Abby Rugg

ABOUT ME
Name: Abby Rugg
Journalism
Qualification: Gold Standard NCTJ Multi-Media Journalism Diploma. (Including 100 words-per-minute shorthand)
Employment: Worked at BBC Sport and Deltatre for London 2012.
Future Aim: To work in broadcast/production television.
Blog: Started in November 2011. Published on The Sports Investor and Value Horse Tips. Please comment on a post or follow me on Twitter.

Sunday, 29 April 2012

SWINDON TOWN VS PORT VALE: AN INSIGHT INTO MY FIRST FOOTBALL MATCH

Swindon Town 5 - Port Vale 0 


For those who are following me on Twitter, you know already that I watched Swindon play at home against Port Vale in a bid to win League Two.


It was the first football match I had ever attended: my father, who is a Swindon fan, decided to take me a the game to see another side of sports journalism.






As you know I write about horse racing, but as the NCTJ sports journalism exam is 50 per cent football related, I needed to gain experience on writing football commentary.


I wouldn't say that I hate football, but I dislike it. I think there is too much attention surrounding the sport and too much money goes into it.


I believe that other sports should receive the attention football gets, but that's another argument for another blog post.

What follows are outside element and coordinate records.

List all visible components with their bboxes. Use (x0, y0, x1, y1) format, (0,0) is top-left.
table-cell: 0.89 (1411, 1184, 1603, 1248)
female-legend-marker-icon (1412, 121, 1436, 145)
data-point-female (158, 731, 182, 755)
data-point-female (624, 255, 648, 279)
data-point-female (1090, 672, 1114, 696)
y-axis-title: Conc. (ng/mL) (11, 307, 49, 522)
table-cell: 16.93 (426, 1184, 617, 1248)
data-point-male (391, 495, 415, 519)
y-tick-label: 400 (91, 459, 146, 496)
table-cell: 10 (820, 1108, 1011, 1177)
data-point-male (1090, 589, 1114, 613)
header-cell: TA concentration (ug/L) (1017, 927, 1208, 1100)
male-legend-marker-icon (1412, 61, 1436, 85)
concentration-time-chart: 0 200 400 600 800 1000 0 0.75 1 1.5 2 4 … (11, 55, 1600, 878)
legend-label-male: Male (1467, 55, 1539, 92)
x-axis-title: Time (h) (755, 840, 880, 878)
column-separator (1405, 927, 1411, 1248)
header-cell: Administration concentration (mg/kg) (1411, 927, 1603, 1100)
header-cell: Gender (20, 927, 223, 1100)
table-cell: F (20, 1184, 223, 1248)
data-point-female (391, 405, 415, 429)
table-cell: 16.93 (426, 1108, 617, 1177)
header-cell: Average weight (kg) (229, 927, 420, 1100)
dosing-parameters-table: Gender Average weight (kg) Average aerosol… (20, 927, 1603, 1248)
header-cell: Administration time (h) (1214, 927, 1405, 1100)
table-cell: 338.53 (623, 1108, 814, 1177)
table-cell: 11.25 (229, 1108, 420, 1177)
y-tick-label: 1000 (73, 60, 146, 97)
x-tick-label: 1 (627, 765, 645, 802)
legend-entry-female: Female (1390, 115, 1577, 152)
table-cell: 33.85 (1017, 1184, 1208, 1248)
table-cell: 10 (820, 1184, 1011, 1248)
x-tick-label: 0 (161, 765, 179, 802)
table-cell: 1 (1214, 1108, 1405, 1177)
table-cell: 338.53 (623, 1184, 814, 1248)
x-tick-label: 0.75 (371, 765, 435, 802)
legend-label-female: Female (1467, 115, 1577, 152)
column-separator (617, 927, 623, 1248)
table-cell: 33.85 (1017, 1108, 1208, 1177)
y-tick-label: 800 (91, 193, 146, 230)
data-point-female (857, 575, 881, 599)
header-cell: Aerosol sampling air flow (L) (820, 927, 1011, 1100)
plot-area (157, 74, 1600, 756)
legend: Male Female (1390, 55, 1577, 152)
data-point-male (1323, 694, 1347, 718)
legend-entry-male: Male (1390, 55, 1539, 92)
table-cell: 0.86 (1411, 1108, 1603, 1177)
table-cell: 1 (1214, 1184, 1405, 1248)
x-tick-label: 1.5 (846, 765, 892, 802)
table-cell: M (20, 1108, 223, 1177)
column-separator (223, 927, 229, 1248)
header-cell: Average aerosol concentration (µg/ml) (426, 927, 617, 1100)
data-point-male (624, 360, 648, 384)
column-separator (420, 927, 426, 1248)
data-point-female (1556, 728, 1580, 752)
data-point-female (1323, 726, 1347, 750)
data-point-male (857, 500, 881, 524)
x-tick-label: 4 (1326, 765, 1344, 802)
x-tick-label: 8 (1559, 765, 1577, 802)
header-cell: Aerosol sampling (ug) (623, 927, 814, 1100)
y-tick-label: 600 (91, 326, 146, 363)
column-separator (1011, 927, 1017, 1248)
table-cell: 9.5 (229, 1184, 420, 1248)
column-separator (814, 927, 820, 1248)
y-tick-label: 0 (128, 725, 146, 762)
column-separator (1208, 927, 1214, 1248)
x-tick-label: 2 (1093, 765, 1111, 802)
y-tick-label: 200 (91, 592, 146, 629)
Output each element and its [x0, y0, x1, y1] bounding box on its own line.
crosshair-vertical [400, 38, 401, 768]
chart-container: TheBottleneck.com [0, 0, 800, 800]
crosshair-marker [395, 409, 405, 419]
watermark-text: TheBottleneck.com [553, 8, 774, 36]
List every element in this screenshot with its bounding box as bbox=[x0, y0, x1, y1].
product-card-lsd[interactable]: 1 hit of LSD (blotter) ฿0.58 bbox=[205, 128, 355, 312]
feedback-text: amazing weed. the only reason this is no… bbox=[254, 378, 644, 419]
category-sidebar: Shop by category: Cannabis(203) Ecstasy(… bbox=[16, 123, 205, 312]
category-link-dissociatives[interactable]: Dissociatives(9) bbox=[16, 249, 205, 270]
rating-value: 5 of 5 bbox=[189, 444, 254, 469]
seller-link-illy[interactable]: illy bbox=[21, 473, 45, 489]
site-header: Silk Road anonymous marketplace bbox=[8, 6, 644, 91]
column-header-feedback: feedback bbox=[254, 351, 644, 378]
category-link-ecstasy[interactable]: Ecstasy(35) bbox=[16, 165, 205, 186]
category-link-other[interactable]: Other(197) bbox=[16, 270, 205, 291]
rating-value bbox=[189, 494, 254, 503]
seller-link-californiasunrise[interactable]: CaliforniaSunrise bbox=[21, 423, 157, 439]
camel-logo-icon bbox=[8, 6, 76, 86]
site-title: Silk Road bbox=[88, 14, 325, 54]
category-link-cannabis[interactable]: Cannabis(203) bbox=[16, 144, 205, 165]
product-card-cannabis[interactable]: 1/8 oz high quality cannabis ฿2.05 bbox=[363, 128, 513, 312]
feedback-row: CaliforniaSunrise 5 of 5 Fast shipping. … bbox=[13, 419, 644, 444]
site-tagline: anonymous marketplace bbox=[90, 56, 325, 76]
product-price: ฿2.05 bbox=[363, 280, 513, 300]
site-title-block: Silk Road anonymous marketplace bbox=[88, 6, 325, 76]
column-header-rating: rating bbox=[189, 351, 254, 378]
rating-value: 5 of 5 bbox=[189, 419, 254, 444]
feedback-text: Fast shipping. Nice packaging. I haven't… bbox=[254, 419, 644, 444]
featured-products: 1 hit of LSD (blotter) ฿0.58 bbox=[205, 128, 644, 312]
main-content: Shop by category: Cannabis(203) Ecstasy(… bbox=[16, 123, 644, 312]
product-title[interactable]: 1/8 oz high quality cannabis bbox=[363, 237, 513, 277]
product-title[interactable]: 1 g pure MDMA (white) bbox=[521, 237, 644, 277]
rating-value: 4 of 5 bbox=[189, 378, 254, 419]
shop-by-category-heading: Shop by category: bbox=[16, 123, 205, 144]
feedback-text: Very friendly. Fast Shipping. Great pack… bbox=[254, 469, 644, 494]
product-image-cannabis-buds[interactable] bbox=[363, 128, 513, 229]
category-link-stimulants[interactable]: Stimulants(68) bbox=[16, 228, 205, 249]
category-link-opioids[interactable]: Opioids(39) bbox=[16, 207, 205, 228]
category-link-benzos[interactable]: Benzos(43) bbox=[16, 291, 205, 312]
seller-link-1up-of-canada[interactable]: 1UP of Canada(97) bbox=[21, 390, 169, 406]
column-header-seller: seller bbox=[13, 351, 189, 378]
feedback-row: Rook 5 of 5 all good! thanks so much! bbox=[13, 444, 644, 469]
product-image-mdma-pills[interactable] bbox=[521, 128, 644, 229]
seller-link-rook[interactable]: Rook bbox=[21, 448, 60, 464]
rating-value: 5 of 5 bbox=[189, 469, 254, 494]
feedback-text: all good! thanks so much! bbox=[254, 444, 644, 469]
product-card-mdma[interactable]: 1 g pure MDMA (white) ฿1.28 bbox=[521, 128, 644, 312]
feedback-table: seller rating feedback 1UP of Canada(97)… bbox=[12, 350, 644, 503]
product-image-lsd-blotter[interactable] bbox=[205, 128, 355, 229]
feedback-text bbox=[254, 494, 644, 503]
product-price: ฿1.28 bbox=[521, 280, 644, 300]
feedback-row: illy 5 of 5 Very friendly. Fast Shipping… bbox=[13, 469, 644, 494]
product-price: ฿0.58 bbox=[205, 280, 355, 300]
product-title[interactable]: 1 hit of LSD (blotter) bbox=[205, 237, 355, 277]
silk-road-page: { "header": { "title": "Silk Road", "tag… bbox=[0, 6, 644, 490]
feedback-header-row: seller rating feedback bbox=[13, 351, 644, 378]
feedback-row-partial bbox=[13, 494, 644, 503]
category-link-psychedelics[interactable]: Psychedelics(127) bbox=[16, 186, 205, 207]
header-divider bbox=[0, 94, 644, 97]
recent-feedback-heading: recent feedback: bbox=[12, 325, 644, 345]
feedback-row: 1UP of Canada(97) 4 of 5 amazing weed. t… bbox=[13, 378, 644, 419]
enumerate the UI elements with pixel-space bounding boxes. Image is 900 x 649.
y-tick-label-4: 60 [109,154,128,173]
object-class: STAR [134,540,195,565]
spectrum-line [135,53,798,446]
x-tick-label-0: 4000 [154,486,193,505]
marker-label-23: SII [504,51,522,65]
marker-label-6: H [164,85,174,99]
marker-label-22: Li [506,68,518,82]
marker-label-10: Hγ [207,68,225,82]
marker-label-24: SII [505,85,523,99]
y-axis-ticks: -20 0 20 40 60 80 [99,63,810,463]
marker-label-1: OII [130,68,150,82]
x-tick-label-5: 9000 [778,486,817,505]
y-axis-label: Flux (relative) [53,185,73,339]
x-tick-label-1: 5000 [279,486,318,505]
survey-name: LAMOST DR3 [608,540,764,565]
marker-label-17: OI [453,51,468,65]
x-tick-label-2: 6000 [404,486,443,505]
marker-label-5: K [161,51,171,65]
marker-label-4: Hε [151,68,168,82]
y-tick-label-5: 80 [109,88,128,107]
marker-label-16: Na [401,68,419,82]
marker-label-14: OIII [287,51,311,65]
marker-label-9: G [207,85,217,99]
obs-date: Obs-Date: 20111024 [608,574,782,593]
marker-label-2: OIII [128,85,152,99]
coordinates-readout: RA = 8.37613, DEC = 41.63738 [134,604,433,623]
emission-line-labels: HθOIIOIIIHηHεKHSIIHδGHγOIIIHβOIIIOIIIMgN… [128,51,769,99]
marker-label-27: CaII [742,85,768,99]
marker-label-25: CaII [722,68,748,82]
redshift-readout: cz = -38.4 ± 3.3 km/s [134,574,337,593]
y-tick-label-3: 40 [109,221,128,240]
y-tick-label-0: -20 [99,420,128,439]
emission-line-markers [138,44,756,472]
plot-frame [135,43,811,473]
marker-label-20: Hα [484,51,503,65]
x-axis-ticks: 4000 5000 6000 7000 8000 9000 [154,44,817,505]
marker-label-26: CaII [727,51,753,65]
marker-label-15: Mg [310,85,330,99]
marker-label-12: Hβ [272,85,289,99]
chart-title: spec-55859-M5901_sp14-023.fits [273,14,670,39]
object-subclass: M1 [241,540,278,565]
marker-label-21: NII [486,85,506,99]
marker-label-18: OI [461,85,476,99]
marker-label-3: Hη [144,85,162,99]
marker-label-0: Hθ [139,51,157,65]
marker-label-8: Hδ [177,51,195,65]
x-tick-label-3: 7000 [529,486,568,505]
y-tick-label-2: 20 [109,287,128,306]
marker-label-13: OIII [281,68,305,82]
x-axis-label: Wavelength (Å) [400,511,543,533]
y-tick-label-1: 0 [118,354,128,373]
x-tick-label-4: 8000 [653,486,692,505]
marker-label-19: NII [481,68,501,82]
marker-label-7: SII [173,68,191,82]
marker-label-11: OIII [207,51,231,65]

But experience is experience, and I needed some. We sat in the side stands near the press box and before the 3:00pm kick-off approached, Swindon's mascot, the Rockin' Robin, came on to the pitch and started strutting his stuff.


When I say 'strutting his stuff', I really mean trying to dance but ending up looking daft. Nevertheless, it was the first football mascot I had ever seen and it did bring out a smile.


Swindon had already been promoted from League Two last week but if they won today they would win the League title.


I watched the players from Port Vale and Swindon run on to the pitch with five minutes to go until kick-off and the crowd roared. 


Swindon started okay in the first half: I thought they were nervous as they had a lot riding on the game. Port Vale put up a good fight in defence and even though Paolo Di Canio's team did not attack as well as I anticipated, it was still a good half to watch.


Simon Ferry played well and had a few good attempts at goal. Matt Ritchie also performed well and didn't let his side down.


Ritchie scored the first goal in the first half and what a super goal it was. He powered the ball into the corner of the net and cheers exploded out of the stands.


From that moment on, captain Paul Caddis could see that his team relaxed a little. Swindon grew in confidence and they gained control on the ball. 


The second half was a lot better to watch: Port Vale tried to defend as well as they did in the first half but were unable to keep Swindon's confidence at bay.


I wouldn't say that Port Vale under-performed on the day, but Swindon had a lot to prove in the game and they had more ambition than their rivals to win the match.


Wes Foderingham put up a real fight in his corner. Port Vale had four or five opportunities in the same minute and Wes was kept the opposition's score at nil.


Swindon's Paul Benson scored two wonderful goals, putting Swindon 3-0 up. Now the team had rhythm and Port Vale knew that they would find it difficult to come back from it. 


Aden Flint also scored, giving Swindon a 4-0 advantage. From this moment the Swindon fans began to sing in chorus, knowing that their bid for the title was becoming a reality.


Substitute Alan Connell scored the fabulous fifth and Di Canio, who was standing on the sidelines, saluted the crowd.


When the match ended, the stadium erupted. It was an odd experience for me because I had never witnessed such an explosion.


Swindon won 5-0 and were awarded the trophy on the pitch. The crowd cheered, cried, sang and danced and it was actually quite pleasant to see.






My first football match consisted of a win, a presentation of a trophy, watching a manger salute the crowd, a Rockin' Robin attempting to look good and a delighted crowd.


I still find football exhausting but attending the match on Saturday made me appreciate the sport more than I used to and I will no longer dismiss it immediately. 


I thought that the match would be my last as well as my first, but as we were driving home my father turned to me and said: "Well, as it was a 5-0 win to Swindon you'd be welcome to come again."


Maybe it's his attempt to make me a lover of football rather than horse racing but the latter is my hobby and I'll be happy once I'm back watching Midnight Chase jumping the last at Cheltenham.